Na escola faltando dez minutos para abrirem o portão, Satoru se destaca comparado com os pais das outras crianças, algumas mães comentam umas com as outras sussurrando e alguns pais só fazem uma cara feia para Satoru que nem se importa.
O portão se abre e um bando de crianças correm até seus pais, Satoru vai entrando na escola e os professores ficam em alerta, ele procura por Elisa e a acha na porta da diretoria sentada em um banco com a mochila no colo.
— Eae baixinha, hoje eu vim te buscar — ele se agacha perto dela
— Ah! tio Satoru! — ele pula em cima dele
— Você é Satoru Chiba? — Uma mulher de uns trinta anos de óculos com uma roupa bem apertada pergunta.
— Sou, porque? — ele se levanta segurando a garota pela mochila
— O pai de Elise ligou dizendo que vinha — ela se apoia na parede e o olha de cima a baixo — hmm… por a caso… tem planos pra hoje a noite? — ela morde os lábios
— Não, e não quero fazer nada — ele se vira com a garota nos ombros e vai embora deixando-a sozinha.

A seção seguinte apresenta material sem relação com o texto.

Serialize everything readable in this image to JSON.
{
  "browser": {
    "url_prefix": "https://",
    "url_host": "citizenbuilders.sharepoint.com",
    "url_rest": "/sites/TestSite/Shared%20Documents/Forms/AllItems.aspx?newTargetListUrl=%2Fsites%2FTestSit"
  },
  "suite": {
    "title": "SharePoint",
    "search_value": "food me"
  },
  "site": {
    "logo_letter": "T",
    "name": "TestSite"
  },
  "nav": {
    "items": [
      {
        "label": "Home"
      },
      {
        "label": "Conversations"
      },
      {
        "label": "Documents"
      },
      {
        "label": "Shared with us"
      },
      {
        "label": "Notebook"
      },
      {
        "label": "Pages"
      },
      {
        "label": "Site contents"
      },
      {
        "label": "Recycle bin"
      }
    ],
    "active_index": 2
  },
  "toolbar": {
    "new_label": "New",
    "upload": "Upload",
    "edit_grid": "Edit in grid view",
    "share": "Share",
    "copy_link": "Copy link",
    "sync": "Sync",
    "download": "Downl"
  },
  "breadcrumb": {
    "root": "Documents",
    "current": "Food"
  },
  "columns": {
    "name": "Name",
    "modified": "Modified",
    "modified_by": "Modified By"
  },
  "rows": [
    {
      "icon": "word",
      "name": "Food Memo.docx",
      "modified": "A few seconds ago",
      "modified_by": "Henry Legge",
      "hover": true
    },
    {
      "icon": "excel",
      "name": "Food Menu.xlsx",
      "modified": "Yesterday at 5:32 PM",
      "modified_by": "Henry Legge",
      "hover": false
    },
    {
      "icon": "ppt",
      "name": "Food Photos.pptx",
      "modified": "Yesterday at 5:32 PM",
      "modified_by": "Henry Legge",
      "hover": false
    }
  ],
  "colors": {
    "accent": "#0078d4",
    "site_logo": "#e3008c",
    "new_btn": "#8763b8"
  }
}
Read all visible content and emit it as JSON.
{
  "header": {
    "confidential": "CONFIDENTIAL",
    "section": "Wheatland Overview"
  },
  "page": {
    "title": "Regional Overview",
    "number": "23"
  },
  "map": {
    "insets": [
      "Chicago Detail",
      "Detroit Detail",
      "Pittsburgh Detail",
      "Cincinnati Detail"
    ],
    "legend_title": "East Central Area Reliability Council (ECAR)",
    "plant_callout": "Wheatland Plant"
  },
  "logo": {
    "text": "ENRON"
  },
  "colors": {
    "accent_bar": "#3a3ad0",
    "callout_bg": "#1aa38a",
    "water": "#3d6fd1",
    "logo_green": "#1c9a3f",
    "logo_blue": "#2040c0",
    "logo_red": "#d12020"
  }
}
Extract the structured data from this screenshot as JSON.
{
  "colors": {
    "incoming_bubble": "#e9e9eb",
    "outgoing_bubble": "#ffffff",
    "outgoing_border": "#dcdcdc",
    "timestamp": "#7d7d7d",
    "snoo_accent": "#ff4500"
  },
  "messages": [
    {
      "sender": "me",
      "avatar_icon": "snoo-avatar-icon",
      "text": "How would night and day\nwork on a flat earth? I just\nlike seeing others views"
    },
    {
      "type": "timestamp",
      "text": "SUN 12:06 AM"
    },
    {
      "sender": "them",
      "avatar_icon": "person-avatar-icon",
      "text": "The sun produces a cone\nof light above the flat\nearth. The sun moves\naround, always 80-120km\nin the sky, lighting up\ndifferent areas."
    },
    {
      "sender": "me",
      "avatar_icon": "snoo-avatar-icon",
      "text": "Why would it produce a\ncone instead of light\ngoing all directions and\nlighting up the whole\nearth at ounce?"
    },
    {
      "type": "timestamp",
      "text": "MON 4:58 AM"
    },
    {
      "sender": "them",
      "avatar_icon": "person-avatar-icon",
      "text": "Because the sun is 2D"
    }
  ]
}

Quase saindo uma mãe sussurra com uma professora que na mesma hora voa até Satoru.
— Ei , espera aí! Você tem autorização para levar essa garota?! — ela o segura pela camisa
— É claro que tenh… — é a mulher da loja — sabia que isso pode ser considerado perseguição?
— Você?! — ela quase explode, mas toma compostura — …você tem autorização?
— É claro né, se duvida pergunta pra tarada ali — ele aponta pra diretora.
Ele fica no aguardo por alguns minutos, com certeza aquela mãe sabe alguma coisa sobre seu passado, isso com toda certeza deixaria qualquer professora em pânico. Ela se aproxima e ele sente uma áurea de vergonha em sua volta.
— Me desculpe — ela se prostra
— Só não encham mais meu saco — ele começa a andar e trava, um pensamento arriscado vem em sua mente, mas a dúvida persiste igual criança querendo doce — você era fã dos meus romances, certo?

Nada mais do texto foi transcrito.